Anyone who followed the British car world up until about five to 10 years ago should be familiar with TVR. A small company that specialized in sports cars with huge power, scary handling and wild styling (Side exhausts! Clear spoilers! Chameleon paint!). And, if you’ll note here around the 1:10 mark, they were personally signed by the blokes who made them — along with some creative imagery at times.

Well, after disappearing for a decade amidst economic troubles and ownership changes (to put it mildly), the brand has finally re-emerged, pulling the covers of its new TVR Griffith at the Goodwood Revival in time for the brand’s 70th anniversary.

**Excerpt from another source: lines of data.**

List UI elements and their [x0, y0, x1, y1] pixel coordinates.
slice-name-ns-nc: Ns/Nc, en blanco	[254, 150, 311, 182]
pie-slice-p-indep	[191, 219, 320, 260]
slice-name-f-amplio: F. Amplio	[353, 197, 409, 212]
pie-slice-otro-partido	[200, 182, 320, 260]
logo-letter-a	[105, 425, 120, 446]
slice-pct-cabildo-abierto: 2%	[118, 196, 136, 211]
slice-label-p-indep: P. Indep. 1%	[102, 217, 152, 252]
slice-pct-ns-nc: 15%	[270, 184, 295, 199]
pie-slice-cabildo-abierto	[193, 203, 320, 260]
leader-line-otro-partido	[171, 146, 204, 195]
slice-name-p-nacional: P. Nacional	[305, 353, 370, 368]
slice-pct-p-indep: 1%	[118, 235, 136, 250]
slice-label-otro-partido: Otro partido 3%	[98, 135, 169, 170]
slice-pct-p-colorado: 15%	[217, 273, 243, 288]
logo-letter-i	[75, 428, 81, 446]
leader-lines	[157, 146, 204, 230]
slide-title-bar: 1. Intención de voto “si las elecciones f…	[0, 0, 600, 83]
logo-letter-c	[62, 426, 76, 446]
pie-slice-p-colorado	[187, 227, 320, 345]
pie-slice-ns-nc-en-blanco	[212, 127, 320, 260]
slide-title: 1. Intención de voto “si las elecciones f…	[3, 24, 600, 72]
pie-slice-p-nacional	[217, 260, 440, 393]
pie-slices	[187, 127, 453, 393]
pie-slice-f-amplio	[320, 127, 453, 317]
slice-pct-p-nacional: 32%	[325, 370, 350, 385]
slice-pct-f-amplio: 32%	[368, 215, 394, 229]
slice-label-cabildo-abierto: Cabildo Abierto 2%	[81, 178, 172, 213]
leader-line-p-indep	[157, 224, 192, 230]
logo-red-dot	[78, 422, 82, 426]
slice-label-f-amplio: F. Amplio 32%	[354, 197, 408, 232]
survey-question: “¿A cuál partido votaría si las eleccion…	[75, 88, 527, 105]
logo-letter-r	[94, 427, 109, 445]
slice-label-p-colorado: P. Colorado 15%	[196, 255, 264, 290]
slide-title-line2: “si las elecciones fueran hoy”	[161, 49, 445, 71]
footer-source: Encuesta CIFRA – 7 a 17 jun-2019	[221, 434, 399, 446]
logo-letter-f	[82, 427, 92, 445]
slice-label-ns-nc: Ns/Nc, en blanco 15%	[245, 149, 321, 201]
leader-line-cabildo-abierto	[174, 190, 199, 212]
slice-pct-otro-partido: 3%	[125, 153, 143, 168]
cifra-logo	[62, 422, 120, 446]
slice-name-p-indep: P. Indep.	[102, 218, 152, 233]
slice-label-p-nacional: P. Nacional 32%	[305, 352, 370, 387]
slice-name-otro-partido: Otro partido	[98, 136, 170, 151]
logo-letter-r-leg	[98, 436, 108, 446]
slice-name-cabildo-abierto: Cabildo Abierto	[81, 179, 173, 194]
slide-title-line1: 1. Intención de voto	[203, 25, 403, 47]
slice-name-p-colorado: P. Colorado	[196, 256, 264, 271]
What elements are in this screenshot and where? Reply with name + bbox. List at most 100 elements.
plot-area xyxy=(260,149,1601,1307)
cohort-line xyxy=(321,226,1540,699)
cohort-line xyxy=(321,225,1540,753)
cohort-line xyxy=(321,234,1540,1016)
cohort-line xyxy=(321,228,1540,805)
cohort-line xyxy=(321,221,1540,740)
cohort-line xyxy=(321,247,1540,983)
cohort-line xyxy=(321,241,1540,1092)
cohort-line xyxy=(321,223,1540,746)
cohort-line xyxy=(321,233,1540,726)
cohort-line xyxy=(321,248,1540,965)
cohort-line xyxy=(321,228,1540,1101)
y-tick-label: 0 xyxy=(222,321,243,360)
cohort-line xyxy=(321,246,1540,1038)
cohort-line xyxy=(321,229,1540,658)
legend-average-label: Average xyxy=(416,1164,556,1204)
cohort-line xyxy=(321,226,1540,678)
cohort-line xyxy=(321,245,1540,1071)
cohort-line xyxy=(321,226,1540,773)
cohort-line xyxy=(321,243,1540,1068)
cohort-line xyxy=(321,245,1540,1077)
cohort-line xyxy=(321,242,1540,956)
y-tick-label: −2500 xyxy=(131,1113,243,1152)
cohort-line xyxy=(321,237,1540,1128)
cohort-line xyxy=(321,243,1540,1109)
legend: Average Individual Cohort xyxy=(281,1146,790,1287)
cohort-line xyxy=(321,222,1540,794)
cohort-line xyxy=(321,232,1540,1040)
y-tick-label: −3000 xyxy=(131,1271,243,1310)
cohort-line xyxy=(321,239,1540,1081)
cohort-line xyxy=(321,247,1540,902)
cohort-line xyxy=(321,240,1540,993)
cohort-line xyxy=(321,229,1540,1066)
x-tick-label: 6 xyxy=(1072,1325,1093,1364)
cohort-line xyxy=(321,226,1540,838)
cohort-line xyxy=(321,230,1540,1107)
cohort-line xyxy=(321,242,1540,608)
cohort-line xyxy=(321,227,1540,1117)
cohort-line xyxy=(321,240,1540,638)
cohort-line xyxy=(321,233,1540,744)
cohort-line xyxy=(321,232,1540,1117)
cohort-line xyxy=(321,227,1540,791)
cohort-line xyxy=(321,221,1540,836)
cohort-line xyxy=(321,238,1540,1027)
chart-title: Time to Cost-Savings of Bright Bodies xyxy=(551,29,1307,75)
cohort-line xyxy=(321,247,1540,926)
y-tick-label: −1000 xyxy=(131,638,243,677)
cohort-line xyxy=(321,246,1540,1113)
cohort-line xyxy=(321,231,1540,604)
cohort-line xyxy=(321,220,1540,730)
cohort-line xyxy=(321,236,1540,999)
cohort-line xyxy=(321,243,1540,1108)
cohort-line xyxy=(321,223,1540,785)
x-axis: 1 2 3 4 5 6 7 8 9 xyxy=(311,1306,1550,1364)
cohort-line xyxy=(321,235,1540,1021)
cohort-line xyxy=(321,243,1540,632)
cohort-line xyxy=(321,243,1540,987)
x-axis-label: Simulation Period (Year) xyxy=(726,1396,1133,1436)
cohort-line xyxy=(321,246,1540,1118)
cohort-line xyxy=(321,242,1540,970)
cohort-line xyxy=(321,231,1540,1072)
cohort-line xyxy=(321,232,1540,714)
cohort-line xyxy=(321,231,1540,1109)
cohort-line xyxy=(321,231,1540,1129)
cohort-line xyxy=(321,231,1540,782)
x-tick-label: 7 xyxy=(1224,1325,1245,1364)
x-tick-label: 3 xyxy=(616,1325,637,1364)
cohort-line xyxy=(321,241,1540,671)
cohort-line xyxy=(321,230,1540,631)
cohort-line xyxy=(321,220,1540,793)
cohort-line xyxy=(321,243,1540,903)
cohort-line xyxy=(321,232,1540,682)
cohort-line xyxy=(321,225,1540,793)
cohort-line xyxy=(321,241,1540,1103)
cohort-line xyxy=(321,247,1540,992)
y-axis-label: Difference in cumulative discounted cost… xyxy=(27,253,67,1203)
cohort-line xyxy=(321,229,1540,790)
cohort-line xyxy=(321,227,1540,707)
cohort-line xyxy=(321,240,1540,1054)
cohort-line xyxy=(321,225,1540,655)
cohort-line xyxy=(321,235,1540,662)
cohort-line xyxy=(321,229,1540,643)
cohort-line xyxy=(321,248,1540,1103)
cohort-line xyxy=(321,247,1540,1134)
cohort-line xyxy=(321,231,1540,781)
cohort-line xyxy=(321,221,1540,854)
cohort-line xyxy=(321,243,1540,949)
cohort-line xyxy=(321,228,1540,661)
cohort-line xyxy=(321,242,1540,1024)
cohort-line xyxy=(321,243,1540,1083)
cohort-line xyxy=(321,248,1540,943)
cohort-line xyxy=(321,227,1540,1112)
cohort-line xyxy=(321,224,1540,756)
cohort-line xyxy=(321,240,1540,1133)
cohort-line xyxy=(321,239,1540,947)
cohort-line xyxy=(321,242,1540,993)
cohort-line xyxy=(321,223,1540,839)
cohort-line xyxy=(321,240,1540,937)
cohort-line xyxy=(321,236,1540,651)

As always, TVR has chosen a long hood, short deck configuration with a handsome fastback roofline. Though there are plenty of go-fast aero enhancements and oddities (side pipes forward of the doors), it’s less bonkers and kit car in appearance than the last go-around of TVR’s such as the Tuscan or Sagaris. It’s actually quite handsome, if a wee bit fish-like up front.

In terms of dimensions, it’s quite small, with an overall length and height that undercuts a Porsche 718 Cayman by about 2 inches (it’s 2 inches wider) as opposed to the higher-end sports cars with which it’ll compete. At 2,755 pounds, it weighs about 200 pounds less than a Cayman as well thanks to an all-new platform that makes use of the iStream Carbon manufacturing process developed by Gordon Murray.

It sure doesn’t have the engine of a Cayman, though. Powering the Griffith is a Ford Coyote 5.0-liter V8 massaged by another British motoring legend, Cosworth, to produce 506 horsepower (or an even 500 brake horsepower in Britain). TVR promises a 0-60 time in the sub-4-second range and a top speed of higher than 200 mph. A Tremac six-speed manual and rear-wheel drive are mandatory as Queen, country and God intended.

The suspension utilizes double wishbones up front and adjustable coil-overs, while electric power steering is another indication TVR has entered this century. The inclusion of ABS and traction control indicates it’s finally caught up to the last.

While much of the car would seem to be rather state-of-the-art, the cabin has the sort of parts bin look you’d expect of low-volume sports car makers. The air vents and turn signals are clearly pulled from a Ford Fiesta, for instance. Then again, Aston Martins have had Volvo tech controls and Miata door handles and no one seemed to care much. The large display screens for the infotainment system and instruments would at least show the company is making a concerted effort to keep up with the times.

TVR is presently taking orders for the Griffith with an asking price of £90,000 and a delivery date in about a year. No, you won’t be able to get one in the United States.